Attributing all leakage to one generic number doesn't tell developers what to fix. By sequentially substituting your metrics with genre baseline averages (P50), we mathematically isolate exactly how much revenue is lost in the first 24 hours (Onboarding), during the first week (Engagement), and in the first month (Habituation). This gives product teams clear guidance on whether to fix FTUE, progression, or endgame systems.
How are the ad load and technical penalties calculated?
Our multi-factor scoring engine adds percentage points to the base risk when friction thresholds are crossed: crash rate exceeding 0.25% (up to +30%), tutorial completion below 85% (up to +15%), onboarding ad grace period below 180 seconds (up to +15%), and interstitials per session exceeding 3 (up to +20%). These numbers are calibrated against historical studio SDK audit data.
What is a safe Churn Risk Score?
A score below 35% represents a highly optimized game with strong retention and low friction. Scores between 35% and 65% indicate moderate risk, where optimization can yield significant revenue returns. Scores at or above 65% signal critical churn risk, meaning the game is burning UA spend due to high user attrition.

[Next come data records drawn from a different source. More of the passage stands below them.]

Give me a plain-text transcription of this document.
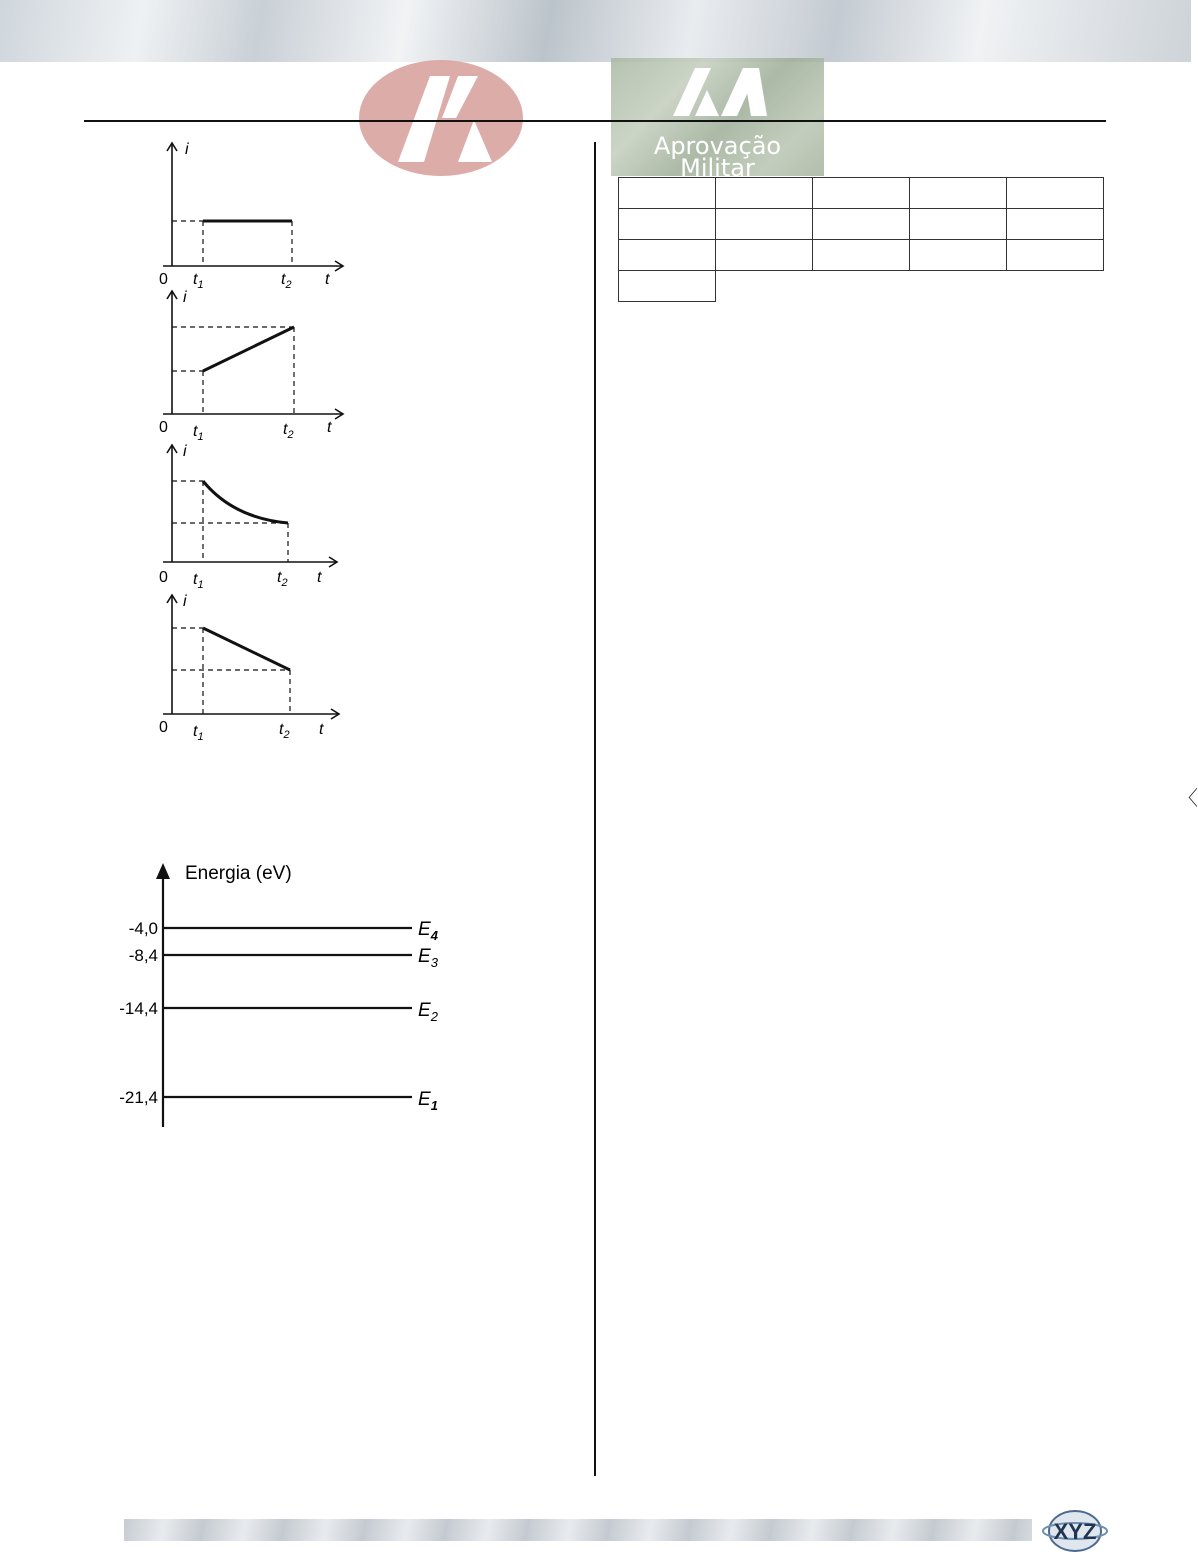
Aprovação
Militar
i
0 $t_1$	$t_2$ t
i
0 $t_1$	$t_2$ t
i
0 $t_1$	$t_2$ t
i
0 $t_1$	$t_2$ t
Energia (eV)
-4,0	$E_4$
-8,4	$E_3$
-14,4	$E_2$
-21,4	$E_1$

〈
XYZ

When are the retention benchmarks updated?
Retention benchmarks are updated quarterly. The current metrics reflect Q1–Q2 2026 data compiled across GameAnalytics, Adjust, and Liftoff industry reports, representing the post-IDFA steady-state benchmark landscape.
Why was my submission rejected?
The analyzer enforces a basic sanity rule: Day 30 retention must be less than or equal to Day 7, which must be less than or equal to Day 1. A retention curve only flattens or decays over time — it never rises — so D30 > D7 > D1 indicates a data-entry mistake and would produce nonsense lifetime estimates. Re-check your cohort report and resubmit with values in descending order (e.g. D1=24%, D7=8%, D30=3%).
Benchmarks vintage: Q1–Q2 2026 (benchmark_version 2026.06). Refreshed quarterly. Data aggregated from GameAnalytics State of Mobile Gaming 2026, Adjust Retention Benchmark Report 2026, and Liftoff Retentive Ad Indexes Q1 2026.